Because the automobile industry was yet in its infancy, America’s roads were not yet designed for long-distance driving. For navigation, Ramsey relied on the Blue Book series of automotive guides, which gave directions using landmarks. But sometimes the route changed faster than the books. The women struggled to find a “yellow house and barn” at which they were supposed to turn left; a horse-loyal farmer had deliberately foiled drivers by repainting in green. Worse, there were no books for regions west of the Mississippi River. The Maxwell took worn routes, at crossroads following the telegraph poles “with the greatest number of wires,” according to Ramsey. On certain days, the Maxwell-Briscoe Company hired pilot cars familiar with the area to lead them. Even so, the party sometimes hit a dead end at a mine or sandpit and had to backtrack for miles.
Finally, on August 7, 1909, and they had made it. In total, the trip had taken 59 days and covered 3,800 miles from New York to California.
After her brief bout with fame, Ramsey returned to New Jersey by train, where she resumed a relatively low-key profile raising two children. She continued her cross-country drives, losing count after her thirtieth. In 1960, the Automobile Manufacturers Association named her their “First Lady of Automotive Travel” for her trek across a “trackless land.” The next year Ramsey published Veil, Duster, and Tire Iron, a chronicle of the 1909 trip. She later drove five of the six passes of the Swiss Alps, giving up the last under doctor’s orders regarding her pacemaker.
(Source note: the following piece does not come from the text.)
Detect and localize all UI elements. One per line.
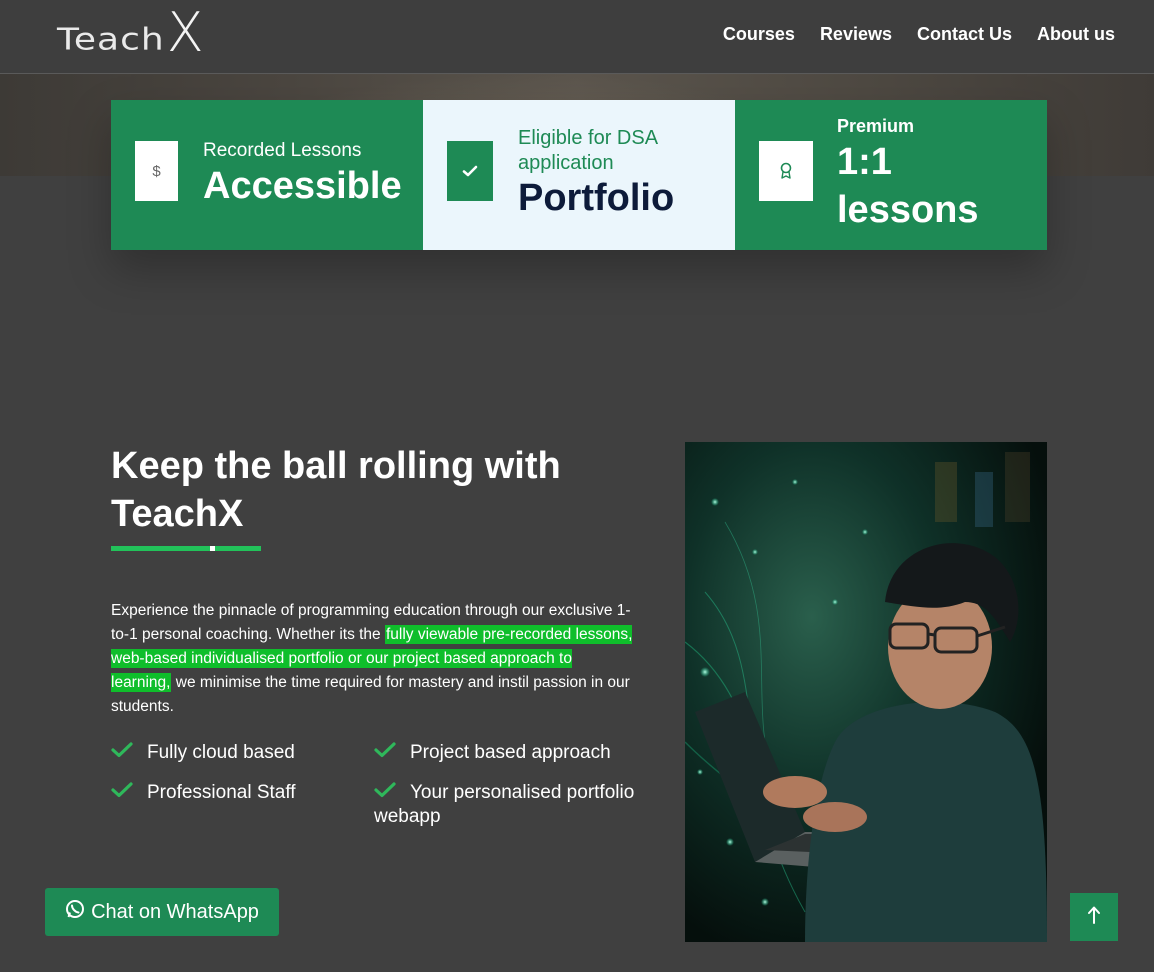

Ramsey died in 1983.
It's crazy for me to think that even today, in our forward thinking society, there are some women that don't even know how to fill up their gas tank, that simply look at their engine and get intimidated. And then you look back at a brave, pioneer like Alice Ramsey... I don't know about you, but it makes me want to get greasy and learn about the inside of my truck.
2 comments:
you have to put her book on your "must reads" list, you know.
mad maxine we shall nickname her.
Great blog! This article inspires me to create a piece of jewelry and name it "Alice Ramsey"... Thank you for sharring!